O VELHO CAMINHANTE FAZ SEU CAMINHO
Possolo tem muita estrada, sempre se aprende com
alguém assim. Se, de início, anda muito pelo palco, tomando os espaços numa
certa agitação, nos últimos personagens já se posta mais parado, destaca certos
gestos e gestus (sociais) das personagens; as palavras e as emoções ganham
destaque, numa comunicação cênica que considero mais limpa. Esta sequência,
provavelmente, é da dinâmica da construção: uma espécie de redemoinho que vai nos
afunilando.
Não acompanho sua carreira. Mas, ao menos nesta montagem, não prioriza
a construção física detalhada das personagens, nem mesmo a caricatura exata que
diferencie um do outro. Neste
“teatro sujo”, quer dar apenas algumas pistas de
sotaques, de dinâmicas e
corporalidades... e é o que
basta.
A voz é Hugo Possolo. Também o
é o estilo de comédia, com o explodir em
palavras altas, com a voz de repente se agudar ou, ao
contrário, entrar num drive
roqueiro. É o
palhaço, anunciando sua presença nos personagens.
Em termos de direção, Prego na Testa me pareceu espetáculo que não se interessou pela concepção plástica da cena: figurinos e elementos de cenário parecem impensados, como se de pouca importância em relação a texto, ator e sua relação com a plateia. A sonoplastia segue a mesma linha; a iluminação geralmente em plano geral.

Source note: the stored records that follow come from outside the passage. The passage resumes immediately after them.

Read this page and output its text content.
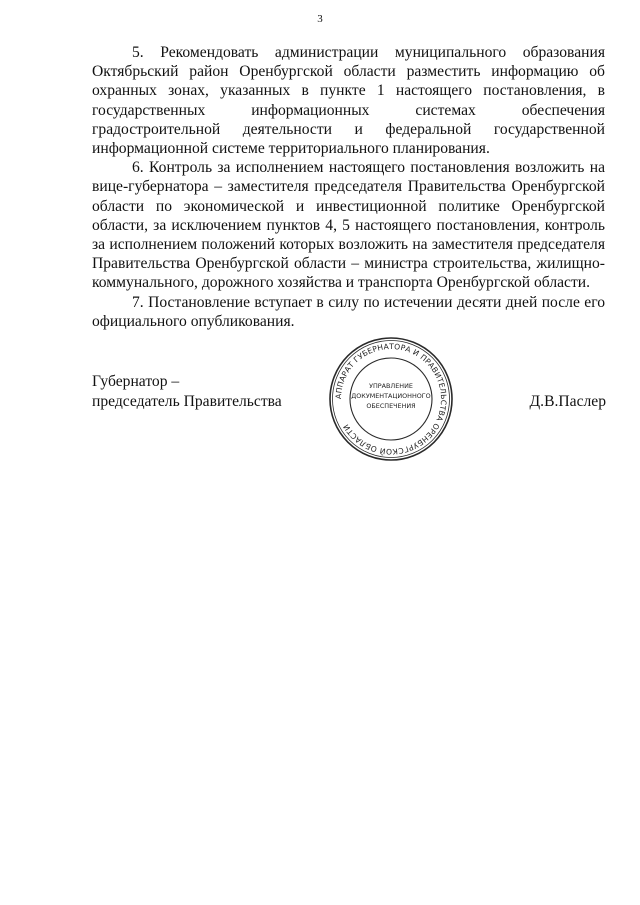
3

5. Рекомендовать администрации муниципального образования Октябрьский район Оренбургской области разместить информацию об охранных зонах, указанных в пункте 1 настоящего постановления, в государственных информационных системах обеспечения градостроительной деятельности и федеральной государственной информационной системе территориального планирования.

6. Контроль за исполнением настоящего постановления возложить на вице-губернатора – заместителя председателя Правительства Оренбургской области по экономической и инвестиционной политике Оренбургской области, за исключением пунктов 4, 5 настоящего постановления, контроль за исполнением положений которых возложить на заместителя председателя Правительства Оренбургской области – министра строительства, жилищно-коммунального, дорожного хозяйства и транспорта Оренбургской области.

7. Постановление вступает в силу по истечении десяти дней после его официального опубликования.

Губернатор –
председатель Правительства	Д.В.Паслер
АППАРАТ ГУБЕРНАТОРА И ПРАВИТЕЛЬСТВА ОРЕНБУРГСКОЙ ОБЛАСТИ
УПРАВЛЕНИЕ
ДОКУМЕНТАЦИОННОГО
ОБЕСПЕЧЕНИЯ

Penso que poderia ganhar muito se os elementos pudessem enriquecer, agregar significados e sensações, ou simplesmente ajudar no clima, na magia...
Ou, talvez, seja mesmo
parte dessa concepção “suja”.
No último quadro, representando um palhaço, o artista, o brasileiro, Possolo vibra o verbo num manifesto direto contra o atual governo e seus asseclas. Neste momento a
maioria da
plateia da cidade sorriso preferiu ficar calada. Outros, aplaudiram.
O público em geral – que
não é da classe artística – desconhece, por exemplo, a realidade do que disse o
artista na entrevista de ontem: “eles (o
governo) fizeram e fazem tudo para evitar que as verbas dos editais cheguem aos
artistas; fizeram de tudo para evitar a aprovação da Lei Aldir Blanc, por
exemplo. E para dificultar o acesso a editais e a participação –
principalmente a artistas de periferia ou mais velhos; Mas, para a mídia, desfilam seus discursos de um governo que apoia a
cultura. Assim acontece., também, no Paraná.
Então o discurso faz uma curva e termina de novo em emoção.
E o público
levanta! E aplaude de pé o que sentiu, por quase um minuto.
Muito bonito começar o Festival por um espetáculo assim! Vivas!